= IGeoSIT =

Situational awareness tool developed by NATO

iGeoSIT, the Interim Geo-Spatial Intelligence Tool, is a situational awareness tool developed by the NATO Communications and Information Agency (NCIA) used widely within NATO.

iGeoSIT consists of a web-enabled Java server client and a central server, running Apache and Tomcat. When a NATO person enters the URL for an iGeoSIT server, it checks first to see if the user has a locally cached copy of the client, a mapping utility. If the local cache exists, the Java application is loaded. If it does not, the Apache server send the java client application. The Java on the server side runs on Tomcat with proposed plans to one day run on a newer Java engine.

iGeoSIT servers respond similarly as ArcGIS, and other GIS servers, to WMS requests. WMS requests are tcp/IP messages where the server instructions are contained within the URL request to the webserver. It will contain requests for data layers, opacity, and different base maps. The request is replied with a JPG image and a redirect if there is a live overlay, such as current positions of a patrol or aircraft.

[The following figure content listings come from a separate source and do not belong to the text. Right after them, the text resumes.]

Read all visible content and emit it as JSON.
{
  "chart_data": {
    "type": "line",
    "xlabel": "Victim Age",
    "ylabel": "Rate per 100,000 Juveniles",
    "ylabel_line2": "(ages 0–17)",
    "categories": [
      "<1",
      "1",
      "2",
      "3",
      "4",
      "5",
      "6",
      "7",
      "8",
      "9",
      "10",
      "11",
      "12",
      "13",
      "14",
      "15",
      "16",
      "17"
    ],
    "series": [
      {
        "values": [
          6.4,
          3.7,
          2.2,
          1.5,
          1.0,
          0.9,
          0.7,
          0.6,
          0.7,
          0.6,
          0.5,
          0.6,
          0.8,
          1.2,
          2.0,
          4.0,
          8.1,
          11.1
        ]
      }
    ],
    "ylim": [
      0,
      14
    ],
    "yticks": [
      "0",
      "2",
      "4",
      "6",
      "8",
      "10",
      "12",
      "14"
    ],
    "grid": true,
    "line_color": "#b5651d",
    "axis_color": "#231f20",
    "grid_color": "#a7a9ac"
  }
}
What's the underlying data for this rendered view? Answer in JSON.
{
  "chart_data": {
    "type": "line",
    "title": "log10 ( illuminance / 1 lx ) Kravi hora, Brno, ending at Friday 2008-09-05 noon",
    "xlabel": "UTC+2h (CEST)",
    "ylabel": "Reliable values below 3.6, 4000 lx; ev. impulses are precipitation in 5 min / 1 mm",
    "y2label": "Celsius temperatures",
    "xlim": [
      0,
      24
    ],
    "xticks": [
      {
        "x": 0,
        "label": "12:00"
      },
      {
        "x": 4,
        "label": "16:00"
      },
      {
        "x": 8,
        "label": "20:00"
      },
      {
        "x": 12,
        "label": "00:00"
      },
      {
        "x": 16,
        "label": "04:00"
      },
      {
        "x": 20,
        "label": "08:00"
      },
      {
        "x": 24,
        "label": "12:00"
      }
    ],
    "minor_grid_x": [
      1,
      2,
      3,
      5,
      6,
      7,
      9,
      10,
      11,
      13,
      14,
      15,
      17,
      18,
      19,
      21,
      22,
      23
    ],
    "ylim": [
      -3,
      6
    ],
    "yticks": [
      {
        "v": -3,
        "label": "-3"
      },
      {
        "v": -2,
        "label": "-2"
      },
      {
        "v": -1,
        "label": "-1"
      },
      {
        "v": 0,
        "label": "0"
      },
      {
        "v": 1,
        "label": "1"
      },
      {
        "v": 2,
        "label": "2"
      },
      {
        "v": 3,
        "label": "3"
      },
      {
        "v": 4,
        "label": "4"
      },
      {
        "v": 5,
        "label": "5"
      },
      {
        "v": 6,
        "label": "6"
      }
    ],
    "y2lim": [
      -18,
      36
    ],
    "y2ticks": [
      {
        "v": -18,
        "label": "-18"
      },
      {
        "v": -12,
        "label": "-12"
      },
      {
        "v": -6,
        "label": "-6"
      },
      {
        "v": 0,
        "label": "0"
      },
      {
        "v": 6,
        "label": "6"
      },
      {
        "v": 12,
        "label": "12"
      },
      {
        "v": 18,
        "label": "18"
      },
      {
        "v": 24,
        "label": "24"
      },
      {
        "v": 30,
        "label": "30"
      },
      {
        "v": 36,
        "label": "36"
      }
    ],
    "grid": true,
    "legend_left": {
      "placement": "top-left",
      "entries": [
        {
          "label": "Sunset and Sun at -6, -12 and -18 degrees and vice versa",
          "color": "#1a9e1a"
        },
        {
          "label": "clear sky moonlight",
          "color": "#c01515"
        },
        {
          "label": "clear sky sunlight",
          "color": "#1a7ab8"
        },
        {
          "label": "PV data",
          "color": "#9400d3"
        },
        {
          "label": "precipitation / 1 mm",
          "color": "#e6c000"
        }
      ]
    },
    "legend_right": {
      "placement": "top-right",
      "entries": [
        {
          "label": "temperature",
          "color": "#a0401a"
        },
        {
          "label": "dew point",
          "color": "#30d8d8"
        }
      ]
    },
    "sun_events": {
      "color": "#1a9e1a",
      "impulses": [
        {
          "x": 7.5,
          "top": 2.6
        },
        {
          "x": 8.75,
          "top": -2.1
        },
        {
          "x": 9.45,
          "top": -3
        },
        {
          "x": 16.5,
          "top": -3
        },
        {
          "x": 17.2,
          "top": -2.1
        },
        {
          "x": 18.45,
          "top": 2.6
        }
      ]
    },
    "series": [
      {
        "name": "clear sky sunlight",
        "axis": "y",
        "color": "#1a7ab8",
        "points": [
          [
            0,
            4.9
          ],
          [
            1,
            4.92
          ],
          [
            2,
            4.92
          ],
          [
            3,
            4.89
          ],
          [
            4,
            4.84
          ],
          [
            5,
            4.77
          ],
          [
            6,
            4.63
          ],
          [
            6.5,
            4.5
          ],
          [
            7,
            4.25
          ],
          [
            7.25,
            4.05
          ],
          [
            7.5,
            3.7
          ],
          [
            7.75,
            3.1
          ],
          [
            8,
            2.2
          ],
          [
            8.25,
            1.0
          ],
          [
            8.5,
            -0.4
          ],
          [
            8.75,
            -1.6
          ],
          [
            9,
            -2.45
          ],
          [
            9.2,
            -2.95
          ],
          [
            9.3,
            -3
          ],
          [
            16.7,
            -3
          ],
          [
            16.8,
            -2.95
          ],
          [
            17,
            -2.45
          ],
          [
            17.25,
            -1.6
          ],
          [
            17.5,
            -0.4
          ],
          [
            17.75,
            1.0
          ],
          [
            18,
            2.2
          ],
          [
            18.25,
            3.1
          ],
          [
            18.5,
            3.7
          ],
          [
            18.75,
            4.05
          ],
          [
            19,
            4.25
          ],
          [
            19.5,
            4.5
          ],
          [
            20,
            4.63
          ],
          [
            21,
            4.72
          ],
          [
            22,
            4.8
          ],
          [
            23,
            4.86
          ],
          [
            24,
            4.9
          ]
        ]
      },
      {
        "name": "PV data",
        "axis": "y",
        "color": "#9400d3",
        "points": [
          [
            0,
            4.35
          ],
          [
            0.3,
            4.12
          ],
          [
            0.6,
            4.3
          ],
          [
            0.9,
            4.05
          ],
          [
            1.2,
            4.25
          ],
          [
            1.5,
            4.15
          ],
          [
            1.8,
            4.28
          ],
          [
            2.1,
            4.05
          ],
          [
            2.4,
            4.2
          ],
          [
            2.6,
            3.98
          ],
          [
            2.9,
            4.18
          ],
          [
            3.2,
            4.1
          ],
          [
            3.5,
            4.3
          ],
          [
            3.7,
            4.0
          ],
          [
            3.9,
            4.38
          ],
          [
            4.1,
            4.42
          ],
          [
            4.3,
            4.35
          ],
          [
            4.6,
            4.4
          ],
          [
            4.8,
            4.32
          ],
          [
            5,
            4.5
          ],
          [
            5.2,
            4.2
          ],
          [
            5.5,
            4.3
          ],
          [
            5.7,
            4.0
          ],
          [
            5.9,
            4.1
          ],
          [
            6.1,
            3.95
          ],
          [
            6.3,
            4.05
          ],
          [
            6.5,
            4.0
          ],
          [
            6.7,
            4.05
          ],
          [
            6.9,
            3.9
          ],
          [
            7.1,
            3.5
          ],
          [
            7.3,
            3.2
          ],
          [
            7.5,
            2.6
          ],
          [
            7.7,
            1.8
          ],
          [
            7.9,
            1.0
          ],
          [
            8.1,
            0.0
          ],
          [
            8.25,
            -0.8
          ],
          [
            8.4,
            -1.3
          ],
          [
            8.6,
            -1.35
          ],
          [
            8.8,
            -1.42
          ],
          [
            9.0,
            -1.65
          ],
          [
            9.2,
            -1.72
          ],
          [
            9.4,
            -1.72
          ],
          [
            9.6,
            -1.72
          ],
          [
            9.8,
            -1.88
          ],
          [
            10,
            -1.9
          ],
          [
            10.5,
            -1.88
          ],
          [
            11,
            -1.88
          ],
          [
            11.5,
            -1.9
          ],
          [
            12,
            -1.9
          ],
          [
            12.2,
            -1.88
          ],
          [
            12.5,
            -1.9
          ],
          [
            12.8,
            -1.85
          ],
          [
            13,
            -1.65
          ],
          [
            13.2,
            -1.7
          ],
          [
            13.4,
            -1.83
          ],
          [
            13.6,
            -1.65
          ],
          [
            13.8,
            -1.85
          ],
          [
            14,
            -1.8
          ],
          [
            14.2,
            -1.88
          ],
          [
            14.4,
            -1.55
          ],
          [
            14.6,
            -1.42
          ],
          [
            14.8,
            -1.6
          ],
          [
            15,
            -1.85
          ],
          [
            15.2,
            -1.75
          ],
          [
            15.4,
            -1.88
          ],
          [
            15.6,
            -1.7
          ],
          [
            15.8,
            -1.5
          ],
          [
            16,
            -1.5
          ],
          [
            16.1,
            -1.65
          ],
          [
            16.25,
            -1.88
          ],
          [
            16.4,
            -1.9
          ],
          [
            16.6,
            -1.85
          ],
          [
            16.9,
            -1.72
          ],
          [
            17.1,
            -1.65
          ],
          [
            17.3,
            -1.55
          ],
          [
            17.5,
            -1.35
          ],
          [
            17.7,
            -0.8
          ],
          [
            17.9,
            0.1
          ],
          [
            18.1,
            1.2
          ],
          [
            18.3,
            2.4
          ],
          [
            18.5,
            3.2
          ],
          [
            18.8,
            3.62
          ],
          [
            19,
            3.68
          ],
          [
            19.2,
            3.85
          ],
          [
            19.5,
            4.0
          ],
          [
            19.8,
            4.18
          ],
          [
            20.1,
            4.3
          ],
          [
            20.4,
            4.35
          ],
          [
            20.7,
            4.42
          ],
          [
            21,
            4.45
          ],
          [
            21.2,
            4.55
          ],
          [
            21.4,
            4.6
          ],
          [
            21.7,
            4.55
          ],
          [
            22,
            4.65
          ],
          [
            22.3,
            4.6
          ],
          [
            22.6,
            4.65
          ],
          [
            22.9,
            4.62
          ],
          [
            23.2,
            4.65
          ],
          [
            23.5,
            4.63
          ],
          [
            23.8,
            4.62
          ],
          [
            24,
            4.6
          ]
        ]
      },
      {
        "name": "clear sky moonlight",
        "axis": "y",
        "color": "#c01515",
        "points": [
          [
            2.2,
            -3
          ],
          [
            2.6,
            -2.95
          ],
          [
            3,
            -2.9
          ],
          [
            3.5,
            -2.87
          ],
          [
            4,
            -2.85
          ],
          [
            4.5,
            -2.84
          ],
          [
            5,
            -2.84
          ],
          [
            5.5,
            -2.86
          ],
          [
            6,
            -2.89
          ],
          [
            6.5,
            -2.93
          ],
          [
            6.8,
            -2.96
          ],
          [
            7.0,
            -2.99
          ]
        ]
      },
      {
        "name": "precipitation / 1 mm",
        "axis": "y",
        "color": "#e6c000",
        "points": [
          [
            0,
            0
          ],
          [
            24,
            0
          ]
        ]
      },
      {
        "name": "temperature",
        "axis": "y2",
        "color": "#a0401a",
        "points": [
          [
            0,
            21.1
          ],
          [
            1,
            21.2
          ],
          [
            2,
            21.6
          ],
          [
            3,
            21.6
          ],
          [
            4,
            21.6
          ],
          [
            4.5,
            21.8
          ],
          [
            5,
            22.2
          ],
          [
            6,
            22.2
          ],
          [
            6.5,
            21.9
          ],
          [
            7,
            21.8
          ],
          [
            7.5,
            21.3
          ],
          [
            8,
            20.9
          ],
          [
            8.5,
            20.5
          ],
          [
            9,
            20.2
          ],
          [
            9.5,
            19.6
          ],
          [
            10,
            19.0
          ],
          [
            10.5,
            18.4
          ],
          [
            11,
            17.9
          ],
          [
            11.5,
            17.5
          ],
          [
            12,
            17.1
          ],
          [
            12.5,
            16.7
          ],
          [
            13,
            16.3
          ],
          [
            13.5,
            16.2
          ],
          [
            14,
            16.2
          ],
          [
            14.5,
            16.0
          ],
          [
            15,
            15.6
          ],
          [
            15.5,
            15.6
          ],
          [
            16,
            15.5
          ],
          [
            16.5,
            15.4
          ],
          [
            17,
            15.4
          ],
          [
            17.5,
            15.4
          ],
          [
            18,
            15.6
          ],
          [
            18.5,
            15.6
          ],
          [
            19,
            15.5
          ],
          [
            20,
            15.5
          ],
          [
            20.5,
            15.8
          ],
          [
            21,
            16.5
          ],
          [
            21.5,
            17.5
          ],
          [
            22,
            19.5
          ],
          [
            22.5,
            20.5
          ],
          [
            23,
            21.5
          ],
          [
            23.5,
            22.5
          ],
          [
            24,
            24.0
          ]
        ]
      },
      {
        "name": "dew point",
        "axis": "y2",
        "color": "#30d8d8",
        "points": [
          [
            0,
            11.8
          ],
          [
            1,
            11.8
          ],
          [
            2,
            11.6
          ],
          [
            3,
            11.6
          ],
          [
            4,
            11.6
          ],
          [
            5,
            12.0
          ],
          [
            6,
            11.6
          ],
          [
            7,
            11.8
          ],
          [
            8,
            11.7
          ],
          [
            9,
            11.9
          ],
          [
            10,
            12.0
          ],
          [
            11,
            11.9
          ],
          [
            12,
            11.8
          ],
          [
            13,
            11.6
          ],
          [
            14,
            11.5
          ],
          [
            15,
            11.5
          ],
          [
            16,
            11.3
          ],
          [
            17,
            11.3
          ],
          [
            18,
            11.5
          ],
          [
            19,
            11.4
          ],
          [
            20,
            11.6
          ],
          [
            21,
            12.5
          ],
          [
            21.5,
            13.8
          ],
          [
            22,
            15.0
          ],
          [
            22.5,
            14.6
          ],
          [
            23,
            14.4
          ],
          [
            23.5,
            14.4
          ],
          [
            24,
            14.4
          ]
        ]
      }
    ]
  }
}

iGeoSIT clients are used by analysts and operators to geospatially reference events or perform terrain analysis. For example, a units current location can be visually compared to a SQL response which contains the geospatial data point for a nearby military outpost. The Java tool has things like rulers to physically measure distance(s), or draw shapes for export to PowerPoint for a mission brief, or event log.